Bowling was one of six members of the House Alcoholic Beverage Control and Gaming Subcommittee who voted down eight separate smoking-ban proposals. He is the sole Democrat on the subcommittee. The votes were unanimous, but there is no official record of them, since the House does not record subcommittee votes.

More problematic from the standpoint of the democratic process, Bowling and his subcommittee henchmen represent just 6 percent of the House membership. Such a small fraction of the House shouldn’t be able to scuttle an issue so vital to the health and well-being of state residents.

The smoking-ban measures – which sailed through the Senate with bipartisan support – deserve a full and fair hearing in the House.

Bowling’s efforts to spin his vote in the best light possible don’t end with his rather disingenuous claim that the Republicans made him do it. He also challenges our assertion in a previous editorial that he took $1,500 from the tobacco industry last year.

Bowling told The Voice that he might have accepted "several small checks" that added up to $1,500 over the "time that he has been an elected delegate."

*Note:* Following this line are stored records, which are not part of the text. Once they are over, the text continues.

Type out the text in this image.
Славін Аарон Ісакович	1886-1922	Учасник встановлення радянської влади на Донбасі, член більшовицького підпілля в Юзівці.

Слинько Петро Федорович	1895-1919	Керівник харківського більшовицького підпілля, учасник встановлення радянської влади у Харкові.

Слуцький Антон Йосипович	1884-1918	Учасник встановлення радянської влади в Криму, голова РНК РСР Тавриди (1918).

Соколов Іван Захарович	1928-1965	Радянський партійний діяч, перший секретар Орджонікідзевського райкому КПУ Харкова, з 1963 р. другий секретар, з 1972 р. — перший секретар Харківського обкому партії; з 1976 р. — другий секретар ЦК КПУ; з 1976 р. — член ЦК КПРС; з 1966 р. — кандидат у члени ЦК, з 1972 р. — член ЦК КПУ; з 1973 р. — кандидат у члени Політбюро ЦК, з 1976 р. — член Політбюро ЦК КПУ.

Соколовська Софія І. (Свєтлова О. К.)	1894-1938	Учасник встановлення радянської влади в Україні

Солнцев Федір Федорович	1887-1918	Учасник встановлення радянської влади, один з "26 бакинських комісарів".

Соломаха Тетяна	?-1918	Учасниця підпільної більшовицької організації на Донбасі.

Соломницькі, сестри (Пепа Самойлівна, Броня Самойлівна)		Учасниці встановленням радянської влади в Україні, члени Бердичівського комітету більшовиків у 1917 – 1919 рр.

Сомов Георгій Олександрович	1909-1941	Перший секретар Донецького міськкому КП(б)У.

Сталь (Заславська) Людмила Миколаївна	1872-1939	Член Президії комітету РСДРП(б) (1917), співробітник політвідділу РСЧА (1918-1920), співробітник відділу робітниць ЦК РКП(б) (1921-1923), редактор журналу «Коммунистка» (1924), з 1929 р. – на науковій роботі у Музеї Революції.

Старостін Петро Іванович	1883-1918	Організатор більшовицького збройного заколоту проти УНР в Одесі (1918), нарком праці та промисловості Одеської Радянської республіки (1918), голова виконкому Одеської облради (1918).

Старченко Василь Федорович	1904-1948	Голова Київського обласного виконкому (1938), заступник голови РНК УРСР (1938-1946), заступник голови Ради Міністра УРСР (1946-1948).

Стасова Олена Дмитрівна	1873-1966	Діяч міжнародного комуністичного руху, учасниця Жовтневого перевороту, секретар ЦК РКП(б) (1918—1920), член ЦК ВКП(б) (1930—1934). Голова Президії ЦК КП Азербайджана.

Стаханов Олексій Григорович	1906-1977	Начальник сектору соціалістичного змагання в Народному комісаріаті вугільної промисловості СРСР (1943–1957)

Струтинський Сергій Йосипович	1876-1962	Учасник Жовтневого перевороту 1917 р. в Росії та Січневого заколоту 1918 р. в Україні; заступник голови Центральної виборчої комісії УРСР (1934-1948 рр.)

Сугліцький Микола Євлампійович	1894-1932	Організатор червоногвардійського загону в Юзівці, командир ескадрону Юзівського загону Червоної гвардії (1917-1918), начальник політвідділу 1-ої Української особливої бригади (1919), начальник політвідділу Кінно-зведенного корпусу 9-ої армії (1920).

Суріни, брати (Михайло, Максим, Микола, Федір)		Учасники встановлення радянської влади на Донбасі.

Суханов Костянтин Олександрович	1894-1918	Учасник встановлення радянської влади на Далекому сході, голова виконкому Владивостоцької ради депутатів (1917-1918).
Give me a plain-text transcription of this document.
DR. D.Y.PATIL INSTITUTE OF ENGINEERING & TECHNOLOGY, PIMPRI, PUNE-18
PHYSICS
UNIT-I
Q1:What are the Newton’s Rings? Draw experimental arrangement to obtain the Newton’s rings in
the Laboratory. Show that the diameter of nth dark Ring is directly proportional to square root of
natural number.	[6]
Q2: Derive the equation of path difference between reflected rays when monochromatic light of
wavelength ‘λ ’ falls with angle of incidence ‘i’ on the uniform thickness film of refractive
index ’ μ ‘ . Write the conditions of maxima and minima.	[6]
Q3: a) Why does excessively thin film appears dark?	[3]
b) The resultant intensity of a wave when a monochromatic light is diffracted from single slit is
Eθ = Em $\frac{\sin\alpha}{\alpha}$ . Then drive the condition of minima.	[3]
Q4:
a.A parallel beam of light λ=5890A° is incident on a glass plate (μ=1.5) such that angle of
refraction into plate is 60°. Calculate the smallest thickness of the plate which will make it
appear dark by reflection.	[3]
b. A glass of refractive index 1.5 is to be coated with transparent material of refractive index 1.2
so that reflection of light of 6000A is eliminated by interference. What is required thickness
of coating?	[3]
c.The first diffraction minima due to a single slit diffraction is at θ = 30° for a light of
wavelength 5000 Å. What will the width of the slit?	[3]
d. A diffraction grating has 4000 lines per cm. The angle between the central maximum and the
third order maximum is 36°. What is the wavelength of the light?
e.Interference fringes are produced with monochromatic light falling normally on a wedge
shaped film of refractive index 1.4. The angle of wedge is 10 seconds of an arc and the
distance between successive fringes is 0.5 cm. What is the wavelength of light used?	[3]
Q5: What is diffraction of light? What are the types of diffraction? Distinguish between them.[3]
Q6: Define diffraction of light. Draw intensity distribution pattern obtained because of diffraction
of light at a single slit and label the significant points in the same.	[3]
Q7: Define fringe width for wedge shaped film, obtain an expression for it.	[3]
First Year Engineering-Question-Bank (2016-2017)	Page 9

Actually, Bowling accepted two contributions from Richmond-based Altria – $500 last June and $250 in 2006 – and $750 from S&M Brands last May. Perhaps those are what he means by small checks.

We didn’t make those numbers up; they come from the nonprofit Virginia Public Access Project and are taken from official state campaign finance disclosure forms filled out by the candidate. The records can be found on the Internet at http://www.vpap.org.

Bowling was elected in 2006 to fill the unexpired term of Delegate Jackie Stump and was re-elected in 2007. In both years, he bested Mickey McGlothlin, a Buchanan County lawyer, for the Democratic nomination. The 2006 race also featured a Republican and two independents.

During the Democratic nominating contests, McGlothlin was dogged by allegations that he wasn’t a "true Democrat" because he had given a substantial sum of money to Jerry Kilgore, a Republican gubernatorial candidate. One wonders how Bowling’s apparent allegiance to the Republican House leadership will play with those who supported him because they thought he was a true blue Democrat.

In fairness, Bowling offers another defense of his vote. Such loyalty to the Republicans is necessary in order to bring home the pork to his district.

In the same article in The Voice, Bowling said he had to vote that way in order to keep his seat on the Appropriations Committee. He also suggested his vote was necessary to secure $250,000 for the Booth Center – a distance learning facility on the campus of the Appalachian School of Law in Grundy. Of course, most of the funding for that project came from a private benefactor and from the Appalachian Regional Commission. And it seems unlikely that Delegate Terry Kilgore, who is the House Republican Caucus chairman and a solid supporter of the law school, would have pulled funding or allowed others to do so for such a project because of a vote on the smoking-ban bills.

Bowling’s explanations just don’t make sense.

If Bowling opposes a public smoking ban, he should say so. He should be man enough to stand behind his vote rather than claiming that the Republicans made him do it.